Cómo accionar rápido ante una crisis asmática

crisis asmática

El asma es una enfermedad bronquial que produce dificultad para respirar, opresión en el pecho y tos. Aquellos que padecen esta enfermedad saben que solo padecerán una crisis asmática si un factor externo la desencadena.

Los factores externos pueden ser una reacción nerviosa frente a una dificultad que no se puede controlar, los ambientes poco ventilados o con poco oxígeno, la presencia de ácaros o agentes alergénicos y el humo del cigarrillo u otra fuente.

Una crisis asmática provocará en la persona afectada una real y genuina falta de oxígeno en su organismo. Esto se debe a que durante la crisis las vías respiratorias se inflaman de tal manera que la capacidad pulmonar o respiratoria se reduce en más de un 50 a 70%.

¿Cómo ayudar en una crisis asmática?

Evitar los factores que provocan una crisis asmática es la mejor manera de prevenir estos ataques. Sin embargo, en caso de emergencia, debes saber reconocer las señales que manifiestan que una persona está padeciendo una crisis.

Estas son algunas de las acciones a realizar:

  1. Observa si presenta dificultad para respirar o si aún estando sentada y en reposo su ritmo respiratorio  es acelerado.
  2. Chequea si la persona no puede hablar, si emite pocas palabras corridas y necesita hacer varias pausas para respirar.
  3. Revisa si los músculos del cuello y del pecho se hunden mientras inhala.

Para ayudar a esta persona deberás:

  • Buscar el inhalador, también llamado medicamento de alivio rápido o de rescate, para que la persona lo inhale.
  • Anímala a mantener la calma durante todo el tiempo que dure la crisis.
  • Analiza el ambiente e identifica si hay elementos alergénicos que puedan estar provocando la crisis. Retíralos o aleja a la persona del ambiente.
  • Si el medicamento de alivio rápido no disminuye los síntomas, acude a un centro de salud lo antes posible.
  • Evita todas las situaciones nerviosas que pueden aumentar los síntomas y no ayudan a detener la crisis.
  • Conversa con la persona y hazle entender que lo comprendes, que su inhalador hará efecto, que esté tranquilo y que ya has solicitado ayuda médica.

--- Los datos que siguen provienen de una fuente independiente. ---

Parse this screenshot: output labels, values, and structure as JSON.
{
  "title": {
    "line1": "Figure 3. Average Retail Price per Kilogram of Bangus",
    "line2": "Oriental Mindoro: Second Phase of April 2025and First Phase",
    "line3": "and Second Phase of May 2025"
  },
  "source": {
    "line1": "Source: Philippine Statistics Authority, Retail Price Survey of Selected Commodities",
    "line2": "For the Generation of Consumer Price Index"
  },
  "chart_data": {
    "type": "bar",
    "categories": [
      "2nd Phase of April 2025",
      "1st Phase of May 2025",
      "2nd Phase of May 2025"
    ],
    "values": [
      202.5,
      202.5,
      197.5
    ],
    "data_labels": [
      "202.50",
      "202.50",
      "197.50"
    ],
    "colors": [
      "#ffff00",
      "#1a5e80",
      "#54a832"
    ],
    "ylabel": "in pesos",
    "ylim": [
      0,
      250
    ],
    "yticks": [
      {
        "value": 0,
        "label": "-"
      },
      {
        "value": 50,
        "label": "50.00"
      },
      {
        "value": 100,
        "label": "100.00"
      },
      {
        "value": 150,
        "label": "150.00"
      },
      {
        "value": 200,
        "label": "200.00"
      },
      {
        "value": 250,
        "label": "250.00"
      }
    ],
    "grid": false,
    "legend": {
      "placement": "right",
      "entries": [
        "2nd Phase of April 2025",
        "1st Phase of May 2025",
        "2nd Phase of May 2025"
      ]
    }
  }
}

El asma puede ser controlado

Para aprender a controlar la situación, es necesario conocer el organismo y los desencadenantes de una crisis. Una persona asmática necesitará analizar junto a su médico cuáles son los agentes externos que despiertan las reacciones y observar con detenimiento su entorno para estar preparado.

Los síntomas previos a un ataque de asma son tos, menor capacidad respiratoria y mucosidad en las vías aéreas. Recuerda que además de la medicación preventiva toda persona que padece de asma debe siempre llevar la medicación de alivio rápido o emergencia.